Since May, tens of thousands of displaced civilians have arrived at a UN base camp in South Sudan’s Unity State, and they are still coming as the fighting between government and opposition forces continues. They are hungry, need shelter, and are afraid they will be targeted again.
People arriving there told Human Rights Watch researchers they were forced to flee after government forces burned villages, trashed aid facilities, and looted civilian property – including probably tens of thousands of cows. They also described gruesome killings, rapes, and abductions.
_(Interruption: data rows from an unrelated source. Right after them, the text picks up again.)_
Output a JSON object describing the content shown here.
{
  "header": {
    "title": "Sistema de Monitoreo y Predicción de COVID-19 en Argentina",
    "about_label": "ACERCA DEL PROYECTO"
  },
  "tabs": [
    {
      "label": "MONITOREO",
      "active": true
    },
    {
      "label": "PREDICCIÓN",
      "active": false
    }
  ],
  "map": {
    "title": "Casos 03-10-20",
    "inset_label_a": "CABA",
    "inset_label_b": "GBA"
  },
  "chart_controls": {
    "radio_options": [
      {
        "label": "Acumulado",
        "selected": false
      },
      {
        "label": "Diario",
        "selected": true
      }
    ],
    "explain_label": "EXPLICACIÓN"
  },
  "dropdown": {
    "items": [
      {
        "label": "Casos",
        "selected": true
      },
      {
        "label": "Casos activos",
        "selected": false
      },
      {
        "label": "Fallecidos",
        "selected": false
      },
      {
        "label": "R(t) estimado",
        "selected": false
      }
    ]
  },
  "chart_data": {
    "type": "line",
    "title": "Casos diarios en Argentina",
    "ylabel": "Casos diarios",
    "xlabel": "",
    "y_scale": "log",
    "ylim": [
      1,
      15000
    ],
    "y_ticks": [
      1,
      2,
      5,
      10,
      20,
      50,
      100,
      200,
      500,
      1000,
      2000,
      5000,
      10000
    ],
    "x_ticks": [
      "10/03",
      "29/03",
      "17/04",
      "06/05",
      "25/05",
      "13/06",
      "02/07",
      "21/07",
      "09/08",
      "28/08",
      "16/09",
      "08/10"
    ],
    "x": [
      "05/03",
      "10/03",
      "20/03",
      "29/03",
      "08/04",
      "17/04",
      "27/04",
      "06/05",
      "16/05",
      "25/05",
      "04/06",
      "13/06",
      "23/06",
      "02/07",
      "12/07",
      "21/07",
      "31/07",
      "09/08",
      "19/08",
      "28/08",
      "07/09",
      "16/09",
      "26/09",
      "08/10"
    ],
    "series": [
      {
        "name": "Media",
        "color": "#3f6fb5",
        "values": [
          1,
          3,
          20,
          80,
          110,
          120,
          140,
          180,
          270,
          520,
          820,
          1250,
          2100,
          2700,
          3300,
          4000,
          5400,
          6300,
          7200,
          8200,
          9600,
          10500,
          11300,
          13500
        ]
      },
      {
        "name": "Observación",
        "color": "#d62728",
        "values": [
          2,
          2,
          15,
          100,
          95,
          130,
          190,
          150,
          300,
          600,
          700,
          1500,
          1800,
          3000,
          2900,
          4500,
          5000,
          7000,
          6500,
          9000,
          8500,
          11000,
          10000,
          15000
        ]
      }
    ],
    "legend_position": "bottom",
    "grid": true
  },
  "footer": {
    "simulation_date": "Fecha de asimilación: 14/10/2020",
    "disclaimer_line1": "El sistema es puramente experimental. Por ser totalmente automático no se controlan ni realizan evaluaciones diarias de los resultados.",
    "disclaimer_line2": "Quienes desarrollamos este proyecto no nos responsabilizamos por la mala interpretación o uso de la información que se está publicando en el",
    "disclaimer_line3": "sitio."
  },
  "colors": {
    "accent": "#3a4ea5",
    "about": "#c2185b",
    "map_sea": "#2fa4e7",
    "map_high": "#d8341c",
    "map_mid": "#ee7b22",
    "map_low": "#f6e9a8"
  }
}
But discussions about the subject at the UN Human Rights Council in session until the end of this week in Geneva seem out of touch with events on the ground. Human Rights Watch and other groups have called repeatedly for the council to establish a special rapporteur – a UN expert – to focus on the situation in South Sudan. However an initiative to do that, led by the US and the UK, was revised at the end of last week. A competing African Group proposal does little more than ask the UN human rights commissioner to dispatch yet another “fact-finding” mission to the country.
We already have the facts to make it clear that a special rapporteur is needed. The former Nigerian President Olusegun Obasanjo, who headed an African Union Commission of Inquiry into abuses in South Sudan, told the Human Rights Council nine months ago that that there have been gross violations of human rights in the country. As long ago as May 2014, the United Nations Mission in South Sudan concluded that there are reasonable grounds to believe that crimes against humanity and war crimes had been committed and underscored the need for an internationally assisted justice mechanism, such as a hybrid court.
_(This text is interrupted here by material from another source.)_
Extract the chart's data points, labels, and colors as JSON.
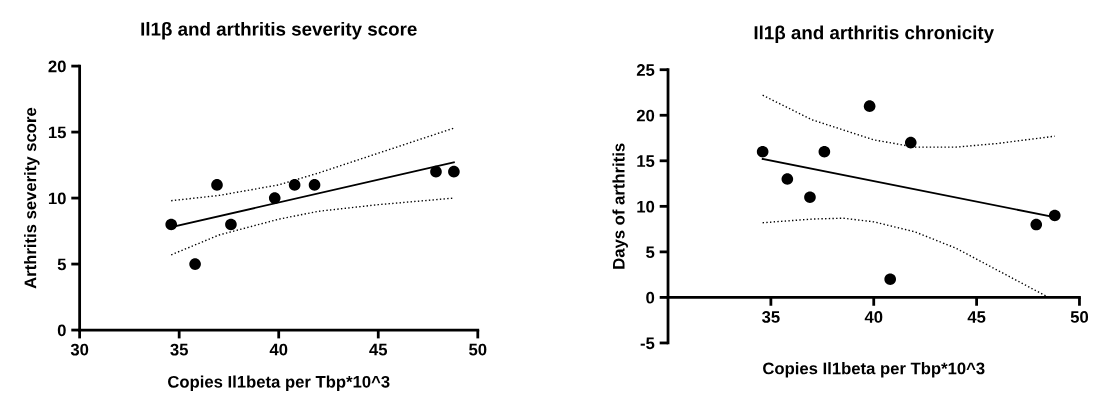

But instead of taking meaningful action it looks like the Human Rights Council may again fail to produce what South Sudanese civilians need.
What the Human Rights Council should do now is to urgently create a robust mechanism to serve as the leading voice for human rights and accountability for South Sudan. This mechanism [AR1] should not only monitor developments on the ground, but also more decisively drive the UN agenda on human rights and the UN plans for accountability forward.
The Human Rights Council may not be able to stop the violence in South Sudan. But it can make a contribution to protecting civilians by at least putting leaders responsible for grave human rights violations on notice that there will be no impunity for their crimes. Civilians will again be the ones paying the price for any further delay.